Eastern blocs need facelift

Series Title
Series Details Vol.11, No.37, 20.10.05
Publication Date 20/10/2005
Content Type

Date: 20/10/05

If EU founding countries are starting to get cold feet as the buildings directive deadline looms, the ten new member states might find it even harder to bring their building stock up to scratch.

Recent research from renewable energy consultants Ecofys says decades of communist rule have left eight of the ten new member states in urgent need of "massive investment programmes" to speed up energy efficient building and renovation.

Ecofys found that, with the exception of Malta and Cyprus, the new member states use 25% more energy per square metre of buildings than the old member states. Unsurprisingly, as the largest country Poland emits the most CO2 from buildings - more than twice as much as Latvia, Lithuania and Estonia combined.

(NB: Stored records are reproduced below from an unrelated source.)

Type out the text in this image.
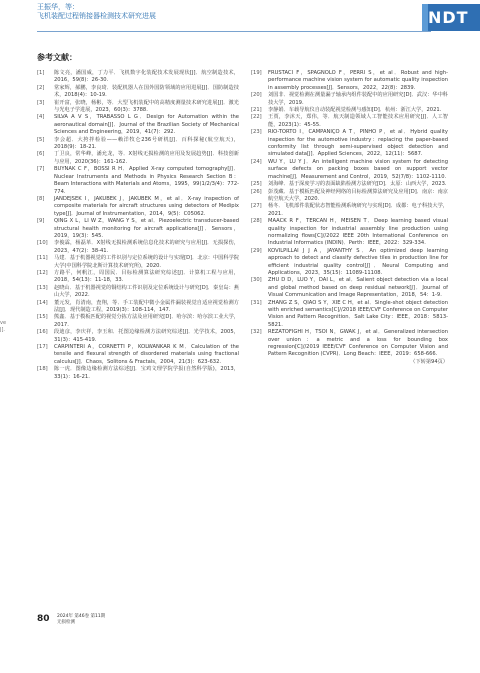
王振华，等：
飞机装配过程销接器检测技术研究进展	NDT
参考文献：
ve
J].
[1]	陈文亮，潘国威，丁力平．飞机数字化装配技术发展现状[J]．航空制造技术，2016，59(8)：26-30.
[2]	常家辉，郝鹏，李良琦．装配机器人在国外国防领域的应用进展[J]．国防制造技术，2018(4)：10-19.
[3]	崔开富，张晓，杨彬，等．大型飞机装配中的高精度测量技术研究进展[J]．激光与光电子学进展，2023，60(3)：3788.
[4]	SILVA A V S，TRABASSO L G．Design for Automation within the aeronautical domain[J]．Journal of the Brazilian Society of Mechanical Sciences and Engineering，2019，41(7)：292.
[5]	李会超．大挎拌检验——赖洋牧仑236号研机[J]．百科探秘(航空航天)，2018(9)：18-21.
[6]	丁卫良，常华峰，潘允龙，等．X射线无损检测的应用及发展趋势[J]．科技创新与应用，2020(36)：161-162.
[7]	BUYNAK C F，BOSSI R H．Applied X-ray computed tomography[J]．Nuclear Instruments and Methods in Physics Research Section B：Beam Interactions with Materials and Atoms，1995，99(1/2/3/4)：772-774.
[8]	JANDEJSEK I，JAKUBEK J，JAKUBEK M，et al．X-ray inspection of composite materials for aircraft structures using detectors of Medipix type[J]．Journal of Instrumentation，2014，9(5)：C05062.
[9]	QING X L，LI W Z，WANG Y S，et al．Piezoelectric transducer-based structural health monitoring for aircraft applications[J]．Sensors，2019，19(3)：545.
[10]	李俊霖，杨磊革．X射线无损检测系统信息化技术的研究与应用[J]．无损探伤，2023，47(2)：38-41.
[11]	马建．基于机器视觉的工件识别与定位系统的设计与实现[D]．北京：中国科学院大学(中国科学院北斯计算技术研究所)，2020.
[12]	方路平，何帆江，周国民．目标检测算法研究综述[J]．计算机工程与应用，2018，54(13)：11-18，33.
[13]	赵晓山．基于机器视觉的铜结构工件识别及定位系统设计与研究[D]．秦皇岛：燕山大学，2022.
[14]	董元发，肖清南，査翔，等．手工装配中微小金属件漏装视觉自适应视觉检测方法[J]．现代制造工程，2019(3)：108-114，147.
[15]	熊鑫．基于模板匹配的视觉分拣方法及应用研究[D]．哈尔滨：哈尔滨工业大学，2017.
[16]	段迪彦，李庆祥，李玉和．托图边缘检测方法研究综述[J]．光学技术，2005，31(3)：415-419.
[17]	CARPINTERI A，CORNETTI P，KOLWANKAR K M．Calculation of the tensile and flexural strength of disordered materials using fractional calculus[J]．Chaos，Solitons & Fractals，2004，21(3)：623-632.
[18]	陈一虎．图像边缘检测方法综述[J]．宝鸡文理学院学报(自然科学版)，2013，33(1)：16-21.
[19]	FRUSTACI F，SPAGNOLO F，PERRI S，et al．Robust and high-performance machine vision system for automatic quality inspection in assembly processes[J]．Sensors，2022，22(8)：2839.
[20]	刘国非．视觉检测在测量漏子轴承内组件装配中的应用研究[D]．武汉：华中科技大学，2019.
[21]	李静娟．车载导航仪自动装配视觉检测与感知[D]．杭州：浙江大学，2021.
[22]	王贾，李沐天，郑伟，等．航天制造领域人工智能技术应用研究[J]．人工智能，2023(1)：45-55.
[23]	RIO-TORTO I，CAMPANIÇO A T，PINHO P，et al．Hybrid quality inspection for the automotive industry：replacing the paper-based conformity list through semi-supervised object detection and simulated data[J]．Applied Sciences，2022，12(11)：5687.
[24]	WU Y，LU Y J．An intelligent machine vision system for detecting surface defects on packing boxes based on support vector machine[J]．Measurement and Control，2019，52(7/8)：1102-1110.
[25]	刘海峰．基于深度学习的表面缺陷检测方法研究[D]．太原：山西大学，2023.
[26]	彭茂藏．基于模板匹配及神经网络的目标检测算法研究及应用[D]．南京：南京航空航天大学，2020.
[27]	杨冬．飞机部件装配状态智能检测系统研究与实现[D]．成都：电子科技大学，2021.
[28]	MAACK R F，TERCAN H，MEISEN T．Deep learning based visual quality inspection for industrial assembly line production using normalizing flows[C]//2022 IEEE 20th International Conference on Industrial Informatics (INDIN)．Perth：IEEE，2022：329-334.
[29]	KOVILPILLAI J J A，JAYANTHY S．An optimized deep learning approach to detect and classify defective tiles in production line for efficient industrial quality control[J]．Neural Computing and Applications，2023，35(15)：11089-11108.
[30]	ZHU D D，LUO Y，DAI L，et al．Salient object detection via a local and global method based on deep residual network[J]．Journal of Visual Communication and Image Representation，2018，54：1-9.
[31]	ZHANG Z S，QIAO S Y，XIE C H，et al．Single-shot object detection with enriched semantics[C]//2018 IEEE/CVF Conference on Computer Vision and Pattern Recognition．Salt Lake City：IEEE，2018：5813-5821.
[32]	REZATOFIGHI H，TSOI N，GWAK J，et al．Generalized intersection over union：a metric and a loss for bounding box regression[C]//2019 IEEE/CVF Conference on Computer Vision and Pattern Recognition (CVPR)．Long Beach：IEEE，2019：658-666.
（下转第94页）
80 2024年 第46卷 第11期
无损检测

National ministers across the former Communist states have acknowledged that something must be done, particularly to upgrade the large number of high-rise urban apartment blocks. Ecofys recommends supporting energy-efficient building products through a combination of low interest loans, cash bonuses and reduced value-added tax (VAT).

With the cost of meeting the EU directive's requirements in the new member states put by Ecofys at EUR 44 billion by 2010, former communist countries have their work cut out to put their housing stock in order.

Article takes a look the former Communist EU Member States have with energy efficient building and renovation.